3. Greenish colour due to excessive con­sumption of green vegetables.

4. The colour of the feces of newly-born in­fants is dark or blackish-green due to biliverdin and porphyrin.

5. The stools of young infants on a milk diet is yellow due to bilirubin because of non-development of intestinal bacterial flora.

6. The presence of blood in the stool gives the feces a red colour. Excessive hemoly­sis will give a dark-brown feces.

7. Iron or bismuth gives a black stool.

Odour:

1. The normal odour is due to indole and skatole.

2. Mercaptans and H2S may produce odour.

3. A meat diet produces a more intense odour than a vegetable one and a milk diet least of all.

pH:

1. Feces are normally slightly alkaline, pH 7.0-7.5.

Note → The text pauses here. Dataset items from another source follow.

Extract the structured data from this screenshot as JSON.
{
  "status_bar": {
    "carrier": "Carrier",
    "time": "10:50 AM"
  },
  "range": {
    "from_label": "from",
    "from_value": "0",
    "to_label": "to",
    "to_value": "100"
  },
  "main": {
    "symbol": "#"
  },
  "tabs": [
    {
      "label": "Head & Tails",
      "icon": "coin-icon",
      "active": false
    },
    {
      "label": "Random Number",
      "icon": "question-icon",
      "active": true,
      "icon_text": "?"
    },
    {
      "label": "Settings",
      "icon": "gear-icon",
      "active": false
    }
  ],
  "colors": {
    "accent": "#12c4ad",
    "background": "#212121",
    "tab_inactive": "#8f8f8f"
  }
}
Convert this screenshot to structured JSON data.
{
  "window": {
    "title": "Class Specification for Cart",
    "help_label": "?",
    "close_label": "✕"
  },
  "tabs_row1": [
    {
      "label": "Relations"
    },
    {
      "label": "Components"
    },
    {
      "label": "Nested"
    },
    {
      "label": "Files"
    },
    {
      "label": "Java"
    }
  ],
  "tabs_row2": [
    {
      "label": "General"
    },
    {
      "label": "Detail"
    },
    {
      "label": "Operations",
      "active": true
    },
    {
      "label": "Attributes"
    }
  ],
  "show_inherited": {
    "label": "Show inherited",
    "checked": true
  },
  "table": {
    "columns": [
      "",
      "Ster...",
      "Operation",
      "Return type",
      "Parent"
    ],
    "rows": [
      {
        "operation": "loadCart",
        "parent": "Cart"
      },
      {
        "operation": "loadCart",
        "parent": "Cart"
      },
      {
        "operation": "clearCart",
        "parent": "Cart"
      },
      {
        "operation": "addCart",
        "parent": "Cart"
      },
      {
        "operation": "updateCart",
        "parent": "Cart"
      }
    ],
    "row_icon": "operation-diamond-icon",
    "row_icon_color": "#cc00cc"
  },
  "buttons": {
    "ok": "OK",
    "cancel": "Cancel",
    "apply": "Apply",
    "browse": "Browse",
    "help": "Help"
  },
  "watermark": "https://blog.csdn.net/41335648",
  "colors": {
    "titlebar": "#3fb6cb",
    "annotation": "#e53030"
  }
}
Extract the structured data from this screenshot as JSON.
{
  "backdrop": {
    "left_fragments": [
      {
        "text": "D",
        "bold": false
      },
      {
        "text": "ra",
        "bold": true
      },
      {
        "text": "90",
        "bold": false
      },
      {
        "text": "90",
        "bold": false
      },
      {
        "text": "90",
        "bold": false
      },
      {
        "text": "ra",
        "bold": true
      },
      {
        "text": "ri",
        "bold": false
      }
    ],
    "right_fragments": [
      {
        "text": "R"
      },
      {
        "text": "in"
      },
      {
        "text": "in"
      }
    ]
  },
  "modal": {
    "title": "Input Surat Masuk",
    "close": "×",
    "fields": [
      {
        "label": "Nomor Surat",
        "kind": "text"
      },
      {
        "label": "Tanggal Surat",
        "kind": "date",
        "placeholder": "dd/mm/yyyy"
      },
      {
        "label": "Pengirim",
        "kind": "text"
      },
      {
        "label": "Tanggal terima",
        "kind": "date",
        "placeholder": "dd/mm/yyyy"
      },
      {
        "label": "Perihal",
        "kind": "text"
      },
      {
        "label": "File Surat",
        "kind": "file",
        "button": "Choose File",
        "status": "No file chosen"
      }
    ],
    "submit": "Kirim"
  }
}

2. They may be slightly acid with a large proportion of carbohydrate or fat.

Fat:

1. The total fat of feces is divided into two:

(a) Split fat (fatty acids).

(b) Unsplit fat (neutral fats, phospholipids, sterols, pig­ments).

2. The amount of fat is independent of the diet. The split fat diminishes in amount on low-fat diets.

3. In diseases, fecal fat is increased when digestion or absorption of fat is im­paired.

Nitrogen:

1. Fecal nitrogen is very little affected by the amount of protein ingested if the pro­tein is well masticated and well assimi­lated.

2. An adult of a mixed diet usually excretes about lgm of fecal nitrogen per day.

3. In diseases, fecal nitrogen is greatly in­creased by failure of digestion or absorp­tion of protein.

Salts:

1. Moist feces contain about 2-3% of salts. Most abundant are calcium and phosphate.

2. Small amounts of magnesium, iron, so­dium, potassium, chloride and sulphate are also present in feces. The proportion of calcium is higher on a milk diet and that of magnesium on a meat diet.

Sweat:

1. Sweat is a more dilute fluid and is always hypotonic.

2. The pH is about 4.5. But if the skin is washed and dried, sweat secreted is slightly alkaline (pH 7.0-7.4).

3. It contains most of the diffusible constitu­ents of plasma. The most abundant con­stituent is NaCl.

4. The lactic acid content is more than nor­mally found in blood.